Faktanews24.com – Indramayu – Di tengah harapan warga akan infrastruktur yang lebih layak, proses tender rekonstruksi 24 ruas jalan di Indramayu kini memasuki fase krusial. Anggaran sebesar Rp63,5 miliar telah disiapkan, namun hingga saat ini, belum satu pun pemenang tender ditetapkan.
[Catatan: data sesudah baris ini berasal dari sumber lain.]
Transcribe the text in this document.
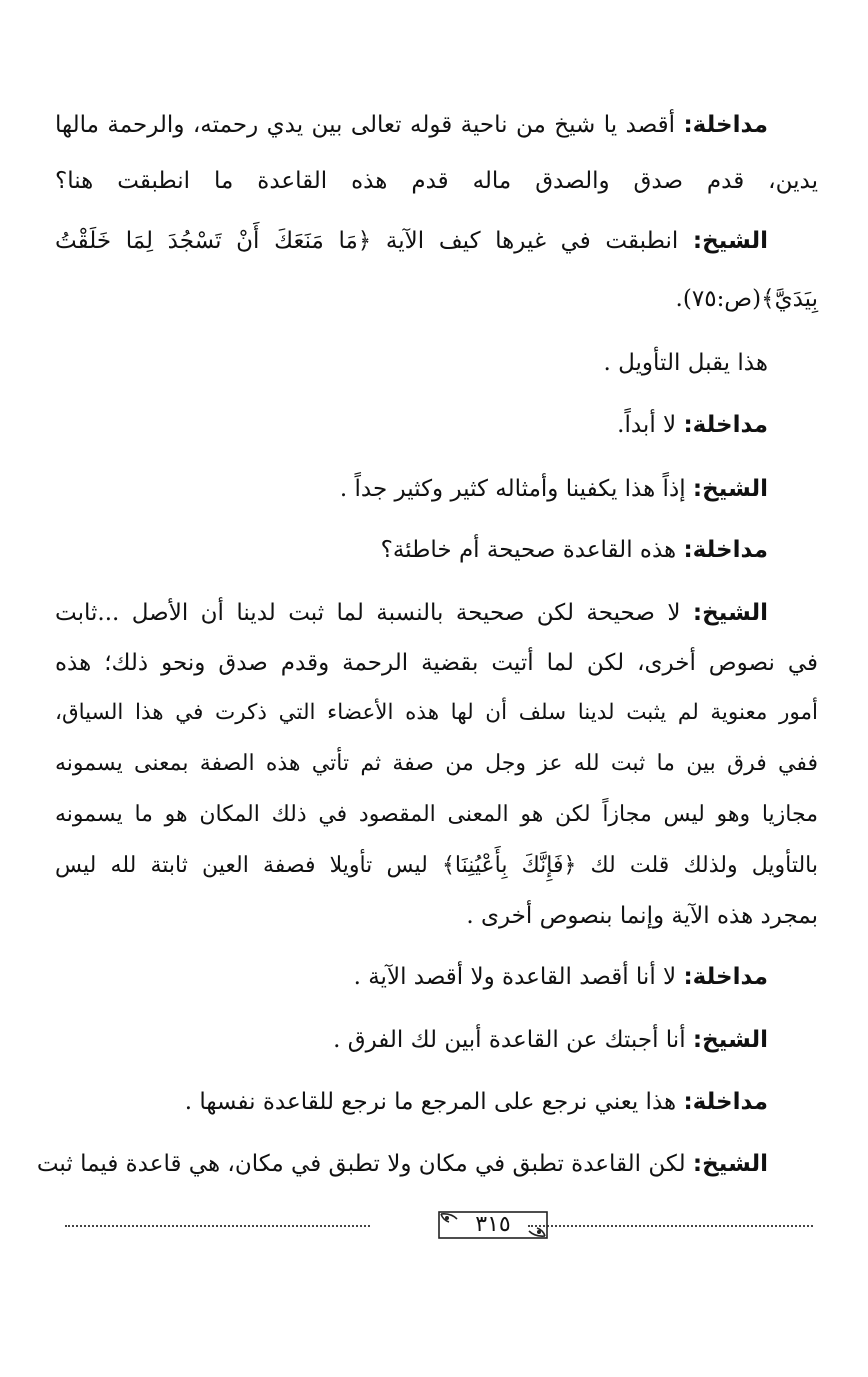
مداخلة: أقصد يا شيخ من ناحية قوله تعالى بين يدي رحمته، والرحمة مالها
يدين، قدم صدق والصدق ماله قدم هذه القاعدة ما انطبقت هنا؟
الشيخ: انطبقت في غيرها كيف الآية ﴿مَا مَنَعَكَ أَنْ تَسْجُدَ لِمَا خَلَقْتُ
بِيَدَيَّ﴾(ص:٧٥).
هذا يقبل التأويل .
مداخلة: لا أبداً.
الشيخ: إذاً هذا يكفينا وأمثاله كثير وكثير جداً .
مداخلة: هذه القاعدة صحيحة أم خاطئة؟
الشيخ: لا صحيحة لكن صحيحة بالنسبة لما ثبت لدينا أن الأصل ...ثابت
في نصوص أخرى، لكن لما أتيت بقضية الرحمة وقدم صدق ونحو ذلك؛ هذه
أمور معنوية لم يثبت لدينا سلف أن لها هذه الأعضاء التي ذكرت في هذا السياق،
ففي فرق بين ما ثبت لله عز وجل من صفة ثم تأتي هذه الصفة بمعنى يسمونه
مجازيا وهو ليس مجازاً لكن هو المعنى المقصود في ذلك المكان هو ما يسمونه
بالتأويل ولذلك قلت لك ﴿فَإِنَّكَ بِأَعْيُنِنَا﴾ ليس تأويلا فصفة العين ثابتة لله ليس
بمجرد هذه الآية وإنما بنصوص أخرى .
مداخلة: لا أنا أقصد القاعدة ولا أقصد الآية .
الشيخ: أنا أجبتك عن القاعدة أبين لك الفرق .
مداخلة: هذا يعني نرجع على المرجع ما نرجع للقاعدة نفسها .
الشيخ: لكن القاعدة تطبق في مكان ولا تطبق في مكان، هي قاعدة فيما ثبت
٣١٥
Melalui Dinas Pekerjaan Umum dan Penataan Ruang Kabupaten Indramayu, pemerintah daerah memastikan seluruh tahapan berjalan sesuai mekanisme dan diawasi secara ketat. Transparansi menjadi kata kunci, seiring dibukanya ruang bagi publik untuk ikut mengawal jalannya proyek.

“Belum ada pemenang. Proses masih berjalan. Kami ingin semua tahapan ini bersih dan terbuka, sehingga masyarakat juga bisa ikut mengawasi,” ujar Malik saat menerima kunjungan awak media, Rabu (22/4/2026).
Bagi DPUPR, proyek ini tidak berhenti pada target fisik semata. Lebih dari itu, rekonstruksi jalan diarahkan sebagai investasi jangka panjang, dengan penggunaan konstruksi beton yang dirancang untuk meningkatkan daya tahan serta menekan potensi kerusakan dini.
“Kami tidak ingin jalan yang dibangun cepat rusak. Karena itu, pengawasan dilakukan sejak awal, dari perencanaan hingga pelaksanaan,” tegasnya.
Untuk memastikan kualitas, pengawasan dilakukan secara berlapis. Selain internal dinas, DPUPR melibatkan konsultan pengawas independen serta menerapkan pengujian teknis di lapangan, guna menjamin pekerjaan sesuai dengan rencana anggaran biaya (RAB) dan spesifikasi yang ditetapkan.
Di sisi lain, sistem tender berbasis elektronik diterapkan untuk menjaga persaingan yang sehat dan mencegah praktik yang menyimpang. Seluruh penyedia jasa diberikan kesempatan yang sama, selama memenuhi persyaratan administratif dan teknis.
“Kami pastikan tidak ada ruang untuk praktik di luar aturan. Semua berjalan sesuai ketentuan yang berlaku,” katanya.
Sebaran proyek yang menjangkau wilayah timur, tengah, hingga barat Indramayu menjadi bagian dari strategi pemerataan pembangunan. Pemerintah berharap, perbaikan ini tidak hanya menjawab keluhan masyarakat, tetapi juga memperkuat konektivitas dan mendorong pertumbuhan ekonomi daerah.
Partisipasi publik pun dinilai sebagai elemen penting dalam menjaga kualitas pembangunan. DPUPR membuka ruang pengawasan bagi masyarakat sebagai bentuk kontrol sosial, agar pelaksanaan proyek tetap berada di jalur yang semestinya.
Sebelumnya, Forum Peduli Indramayu juga menyatakan komitmennya untuk turut mengawal seluruh proses, mulai dari tender hingga pelaksanaan di lapangan.
Jika tidak ada kendala, pekerjaan fisik ditargetkan mulai berjalan pada Mei 2026. Momentum ini menjadi titik awal dari realisasi proyek yang selama ini dinantikan masyarakat.
Di fase inilah, proyek rekonstruksi jalan tak lagi sekadar deretan angka dalam dokumen anggaran. Ia menjelma menjadi ujian nyata tentang transparansi, kualitas, dan sejauh mana kepercayaan publik mampu dijawab oleh kerja nyata pemerintah.